Highlighted Region and Word Prompts

Given the challenge of applying vision-LLMs to masked inputs—stemming from the practice of highlighting certain segments by masking others—CoDe introduces learnable prompts that serve to maintain effective feature extraction capabilities. These prompts essentially provide a consistent input structure to the vision-LLM, thereby enhancing the alignment between the highlighted regions and words.

Experimental Validation

An extensive evaluation of the CoDe framework was carried out on six benchmark datasets, demonstrating its superior performance over existing text-supervised semantic segmentation methods. Notably, CoDe achieved favorable performance against state-of-the-art methods in zero-shot semantic segmentation, further supported by comprehensive ablation studies highlighting the effectiveness of its individual components and the overall approach.

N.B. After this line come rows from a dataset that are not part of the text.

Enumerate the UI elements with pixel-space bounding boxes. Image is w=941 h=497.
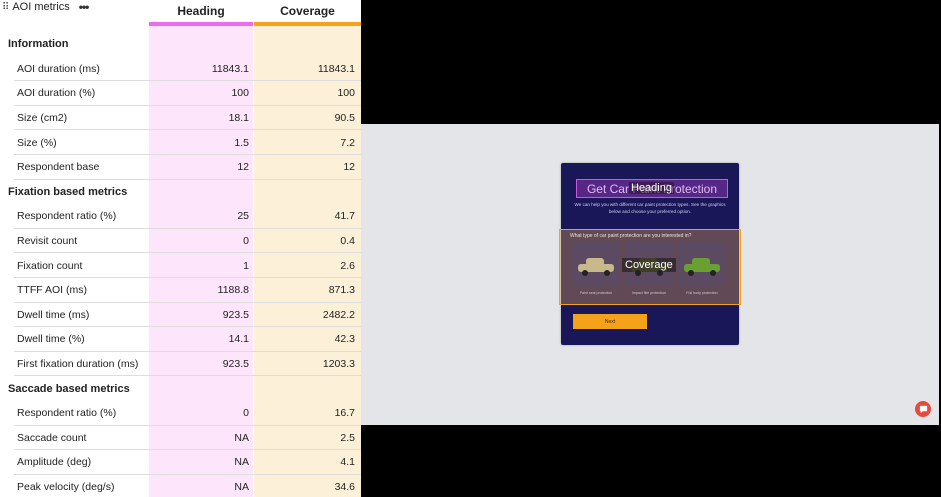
chat-bubble-icon — [919, 405, 927, 413]
panel-title: AOI metrics — [12, 1, 70, 13]
panel-header: ⠿ AOI metrics ••• — [2, 0, 90, 14]
coverage-value: 4.1 — [340, 456, 355, 469]
drag-handle-icon[interactable]: ⠿ — [2, 2, 9, 13]
heading-value: NA — [234, 431, 249, 444]
metric-label: Peak velocity (deg/s) — [17, 480, 115, 493]
metric-label: Respondent base — [17, 161, 100, 174]
metric-label: Amplitude (deg) — [17, 456, 92, 469]
heading-value: 100 — [231, 87, 249, 100]
table-row: AOI duration (%) 100 100 — [0, 81, 361, 106]
section-label: Fixation based metrics — [8, 185, 128, 198]
heading-value: 14.1 — [228, 333, 249, 346]
ad-card: Get Car Paint Protection Heading We can … — [559, 163, 741, 345]
option-label-3: Full body protection — [686, 291, 718, 295]
table-row: AOI duration (ms) 11843.1 11843.1 — [0, 57, 361, 82]
coverage-value: 2482.2 — [322, 308, 355, 321]
heading-value: 0 — [243, 235, 249, 248]
coverage-value: 34.6 — [334, 480, 355, 493]
option-label-2: Impact film protection — [631, 291, 667, 295]
heading-aoi-label: Heading — [629, 182, 674, 194]
heading-value: 0 — [243, 407, 249, 420]
coverage-value: 2.5 — [340, 431, 355, 444]
section-label: Information — [8, 38, 69, 51]
metric-label: Size (cm2) — [17, 112, 68, 125]
coverage-value: 100 — [337, 87, 355, 100]
metric-label: AOI duration (ms) — [17, 62, 100, 75]
heading-value: 1.5 — [234, 136, 249, 149]
section-header: Fixation based metrics — [0, 180, 361, 205]
stimulus-preview: Get Car Paint Protection Heading We can … — [361, 124, 939, 425]
coverage-value: 42.3 — [334, 333, 355, 346]
metric-label: First fixation duration (ms) — [17, 358, 139, 371]
coverage-value: 11843.1 — [317, 62, 355, 75]
column-header-heading[interactable]: Heading — [149, 0, 253, 26]
coverage-aoi-label: Coverage — [622, 258, 676, 272]
heading-value: 923.5 — [222, 358, 249, 371]
coverage-value: 41.7 — [334, 210, 355, 223]
table-row: Peak velocity (deg/s) NA 34.6 — [0, 475, 361, 497]
heading-value: 18.1 — [228, 112, 249, 125]
heading-value: 12 — [237, 161, 249, 174]
heading-value: 923.5 — [222, 308, 249, 321]
heading-value: 25 — [237, 210, 249, 223]
section-header: Saccade based metrics — [0, 376, 361, 401]
table-row: Revisit count 0 0.4 — [0, 229, 361, 254]
coverage-value: 7.2 — [340, 136, 355, 149]
table-row: Respondent base 12 12 — [0, 155, 361, 180]
table-row: TTFF AOI (ms) 1188.8 871.3 — [0, 278, 361, 303]
car-icon — [684, 258, 720, 276]
table-row: Dwell time (%) 14.1 42.3 — [0, 327, 361, 352]
option-card-1[interactable] — [572, 242, 620, 286]
metric-label: Fixation count — [17, 259, 83, 272]
heading-value: 1 — [243, 259, 249, 272]
option-card-3[interactable] — [678, 242, 726, 286]
more-options-icon[interactable]: ••• — [79, 0, 90, 14]
metric-label: Saccade count — [17, 431, 87, 444]
table-row: Respondent ratio (%) 25 41.7 — [0, 204, 361, 229]
table-row: Amplitude (deg) NA 4.1 — [0, 450, 361, 475]
table-row: Size (cm2) 18.1 90.5 — [0, 106, 361, 131]
metric-label: TTFF AOI (ms) — [17, 284, 87, 297]
car-icon — [578, 258, 614, 276]
heading-value: NA — [234, 480, 249, 493]
heading-value: 11843.1 — [211, 62, 249, 75]
card-description: We can help you with different car paint… — [574, 202, 726, 214]
option-label-1: Paint seal protection — [579, 291, 613, 295]
heading-value: NA — [234, 456, 249, 469]
coverage-aoi-box[interactable]: What type of car paint protection are yo… — [559, 229, 741, 305]
metric-label: Dwell time (%) — [17, 333, 85, 346]
table-row: Saccade count NA 2.5 — [0, 426, 361, 451]
coverage-value: 2.6 — [340, 259, 355, 272]
table-row: Size (%) 1.5 7.2 — [0, 130, 361, 155]
metric-label: Revisit count — [17, 235, 78, 248]
coverage-value: 12 — [343, 161, 355, 174]
coverage-value: 1203.3 — [322, 358, 355, 371]
next-button[interactable]: Next — [573, 314, 647, 329]
heading-value: 1188.8 — [217, 284, 249, 297]
coverage-value: 871.3 — [328, 284, 355, 297]
table-row: Dwell time (ms) 923.5 2482.2 — [0, 303, 361, 328]
table-row: Respondent ratio (%) 0 16.7 — [0, 401, 361, 426]
coverage-value: 0.4 — [340, 235, 355, 248]
aoi-metrics-panel: ⠿ AOI metrics ••• Heading Coverage Infor… — [0, 0, 361, 497]
table-row: Fixation count 1 2.6 — [0, 253, 361, 278]
metrics-table: Information AOI duration (ms) 11843.1 11843… — [0, 32, 361, 497]
metric-label: Respondent ratio (%) — [17, 210, 117, 223]
question-text: What type of car paint protection are yo… — [570, 233, 692, 239]
column-header-coverage[interactable]: Coverage — [254, 0, 361, 26]
metric-label: Respondent ratio (%) — [17, 407, 117, 420]
metric-label: Size (%) — [17, 136, 57, 149]
metric-label: Dwell time (ms) — [17, 308, 90, 321]
coverage-value: 90.5 — [334, 112, 355, 125]
section-label: Saccade based metrics — [8, 382, 130, 395]
chat-button[interactable] — [915, 401, 931, 417]
metric-label: AOI duration (%) — [17, 87, 96, 100]
section-header: Information — [0, 32, 361, 57]
coverage-value: 16.7 — [334, 407, 355, 420]
table-row: First fixation duration (ms) 923.5 1203.3 — [0, 352, 361, 377]
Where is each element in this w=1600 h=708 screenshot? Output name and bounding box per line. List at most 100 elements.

Implications and Future Directions

The CoDe framework marks a significant step forward in text-supervised semantic segmentation, resolving critical discrepancies that have historically limited the efficacy of such methods. By establishing a robust mechanism for aligning image regions with word segments, CoDe not only enhances the segmentation accuracy but also opens up new possibilities for zero-shot and few-shot learning in the context of semantic segmentation. Future work could explore the integration of CoDe's principles with other tasks in vision-language processing, potentially leading to more generalized models capable of understanding and processing complex visual-textual relationships across a broader spectrum of applications.

Conclusion

The introduction of the CoDe framework represents a pivotal advancement in the field of text-supervised semantic segmentation, addressing longstanding challenges through innovative methodology. By fostering a more accurate and direct alignment between image regions and textual descriptors, CoDe sets a new standard for the development of efficient and robust semantic segmentation models, significantly broadening the horizons for research and applications in computer vision and beyond.